The Second World War demonstrated the awesome power of science – atomic bombs, radar, jet engines, penicillin (a subject Bud has discussed elsewhereFootnote 6) – but Bud once again passes over the war years, and instead his third stage addresses ‘questions of how post-war policymakers reshaped models of applied science and technology’ (p. 196). The now dominant United States was the major source of those models, in particular the so-called linear model propounded by Vannevar Bush in Science: The Endless Frontier (1945). In American science policy, the model was supposed to work like a conveyor belt; government funding went to pure, now relabeled basic, science, at the start, which moved through applied science and development, and finished with new technologies. Bud discusses some of the historical debate about the usefulness of the linear model, and with regard to Britain he emphasizes that government drew an opposite lesson; economic competitiveness was to be achieved by increased funding not to basic science, but rather to applied science. During the Cold War, Britain built an extensive network of defence and atomic energy laboratories, and here Bud chooses the case of Harwell laboratory (1945) and the UK Atomic Energy Authority (1954) to highlight the glamour of applied research in peaceful atomic power.Footnote 7 Accordingly, Harwell became ‘the icon of British ambitions in applied science’ (p. 221); the atomic power plants literally kept the lights on in post-war Britain.
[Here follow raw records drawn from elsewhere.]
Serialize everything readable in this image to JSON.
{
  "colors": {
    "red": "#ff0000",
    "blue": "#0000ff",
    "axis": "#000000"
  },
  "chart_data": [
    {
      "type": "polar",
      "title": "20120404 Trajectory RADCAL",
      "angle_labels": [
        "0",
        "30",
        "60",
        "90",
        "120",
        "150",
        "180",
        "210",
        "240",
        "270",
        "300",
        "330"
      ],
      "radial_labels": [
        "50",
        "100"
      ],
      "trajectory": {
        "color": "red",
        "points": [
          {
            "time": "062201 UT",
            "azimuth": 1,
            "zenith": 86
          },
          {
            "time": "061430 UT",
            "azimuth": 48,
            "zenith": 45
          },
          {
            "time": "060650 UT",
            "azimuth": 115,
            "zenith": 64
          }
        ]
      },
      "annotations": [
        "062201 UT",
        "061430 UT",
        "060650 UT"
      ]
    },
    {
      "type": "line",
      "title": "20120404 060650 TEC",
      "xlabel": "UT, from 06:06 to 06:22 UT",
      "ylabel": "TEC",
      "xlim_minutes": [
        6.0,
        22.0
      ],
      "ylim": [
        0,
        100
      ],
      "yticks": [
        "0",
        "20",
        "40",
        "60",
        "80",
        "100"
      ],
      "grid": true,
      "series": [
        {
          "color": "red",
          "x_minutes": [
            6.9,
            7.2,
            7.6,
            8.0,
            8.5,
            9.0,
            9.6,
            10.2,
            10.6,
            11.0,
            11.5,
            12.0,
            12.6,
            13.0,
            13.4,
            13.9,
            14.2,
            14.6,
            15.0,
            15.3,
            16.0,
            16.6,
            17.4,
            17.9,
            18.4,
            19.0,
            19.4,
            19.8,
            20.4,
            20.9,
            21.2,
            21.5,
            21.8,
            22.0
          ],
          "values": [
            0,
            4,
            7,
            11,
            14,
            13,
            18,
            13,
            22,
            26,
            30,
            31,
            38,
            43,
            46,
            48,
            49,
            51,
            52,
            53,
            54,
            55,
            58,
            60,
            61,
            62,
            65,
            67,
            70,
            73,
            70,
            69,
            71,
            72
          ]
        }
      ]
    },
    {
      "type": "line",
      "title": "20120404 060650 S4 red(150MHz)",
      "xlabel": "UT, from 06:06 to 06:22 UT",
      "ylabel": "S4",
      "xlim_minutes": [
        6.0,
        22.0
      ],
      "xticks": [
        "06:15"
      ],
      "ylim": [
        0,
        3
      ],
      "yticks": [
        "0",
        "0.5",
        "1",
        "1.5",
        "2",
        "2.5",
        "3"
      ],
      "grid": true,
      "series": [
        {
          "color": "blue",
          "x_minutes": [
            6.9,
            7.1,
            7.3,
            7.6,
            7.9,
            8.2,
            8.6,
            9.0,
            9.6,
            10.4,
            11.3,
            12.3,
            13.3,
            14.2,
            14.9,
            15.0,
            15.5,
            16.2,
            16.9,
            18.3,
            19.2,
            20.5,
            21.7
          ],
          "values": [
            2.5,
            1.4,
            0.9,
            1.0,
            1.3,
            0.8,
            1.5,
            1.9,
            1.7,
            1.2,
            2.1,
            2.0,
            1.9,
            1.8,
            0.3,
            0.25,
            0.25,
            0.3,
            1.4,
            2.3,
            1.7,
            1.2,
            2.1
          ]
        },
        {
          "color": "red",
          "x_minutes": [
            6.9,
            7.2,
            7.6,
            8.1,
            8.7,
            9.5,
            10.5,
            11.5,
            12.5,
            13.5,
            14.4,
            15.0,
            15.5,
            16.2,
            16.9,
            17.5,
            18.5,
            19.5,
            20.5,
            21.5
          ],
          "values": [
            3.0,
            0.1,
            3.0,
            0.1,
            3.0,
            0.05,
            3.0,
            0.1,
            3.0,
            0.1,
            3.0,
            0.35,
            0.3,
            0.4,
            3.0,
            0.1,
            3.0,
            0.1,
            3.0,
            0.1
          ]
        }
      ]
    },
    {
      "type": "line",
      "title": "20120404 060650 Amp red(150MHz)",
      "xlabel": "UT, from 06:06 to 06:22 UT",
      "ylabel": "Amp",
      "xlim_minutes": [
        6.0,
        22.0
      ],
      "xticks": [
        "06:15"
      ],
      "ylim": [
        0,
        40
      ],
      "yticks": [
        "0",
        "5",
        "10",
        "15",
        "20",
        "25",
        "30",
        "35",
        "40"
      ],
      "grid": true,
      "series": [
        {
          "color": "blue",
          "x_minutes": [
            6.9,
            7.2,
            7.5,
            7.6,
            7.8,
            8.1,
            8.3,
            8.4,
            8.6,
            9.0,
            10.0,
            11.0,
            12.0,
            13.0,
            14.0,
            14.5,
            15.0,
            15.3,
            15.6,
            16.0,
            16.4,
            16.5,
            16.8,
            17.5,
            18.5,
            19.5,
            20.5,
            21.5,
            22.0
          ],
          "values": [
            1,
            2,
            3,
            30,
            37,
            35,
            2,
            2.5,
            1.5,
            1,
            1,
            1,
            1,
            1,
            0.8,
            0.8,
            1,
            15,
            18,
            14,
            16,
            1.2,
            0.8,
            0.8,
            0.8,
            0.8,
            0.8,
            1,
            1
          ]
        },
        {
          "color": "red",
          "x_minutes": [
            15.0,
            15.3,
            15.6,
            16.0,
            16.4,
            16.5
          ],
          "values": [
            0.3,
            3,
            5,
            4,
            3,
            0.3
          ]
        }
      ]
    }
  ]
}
By the 1960s, the Labour Party had begun to question whether increased funding to applied science could ever lead to economic competitiveness. Science of any sort had seemingly failed to produce prosperity. When Labour came to power in 1964, it employed a new vocabulary of technology to diagnose the country’s industrial and social problems, both of which centred on an imminent ‘second industrial revolution’, meaning automation. In founding the powerful Ministry of Technology in 1964, Labour took a much more direct industrial interventionist approach to manage automation and other emerging technologies like computers and electronics. In political and popular parlance, technology replaced applied science, and Bud attributes the sudden demise to an analytical shift among economists, including Prime Minister Harold Wilson, toward a new category called innovation. Innovation policy meant more funding to the technological end of the conveyor belt and less to the scientific origin. Bud draws explicitly on the political scientist and sociologist Benoît Godin in explaining the shift from science-push to demand-pull.Footnote 8 In this reorientation, applied science ceased to be a key component of public policy; it was diminished to an instrumental input. By the 1990s, parliamentary references to applied science had dropped by over 85 per cent; its use in the public sphere had likewise ‘changed radically’. In a rather soulless turn of phrase, Bud concludes that ‘interest in supporting the brand broke down’ (p. 226). But all is not lost. In an interesting epilogue, Buds describes the expanding prominence of biomedicine in the national research enterprise of the twenty-first century and of the increasing demand for translational research, from bench to bedside, which, Bud suggests, may be ‘a new category akin to applied science’ (p. 249).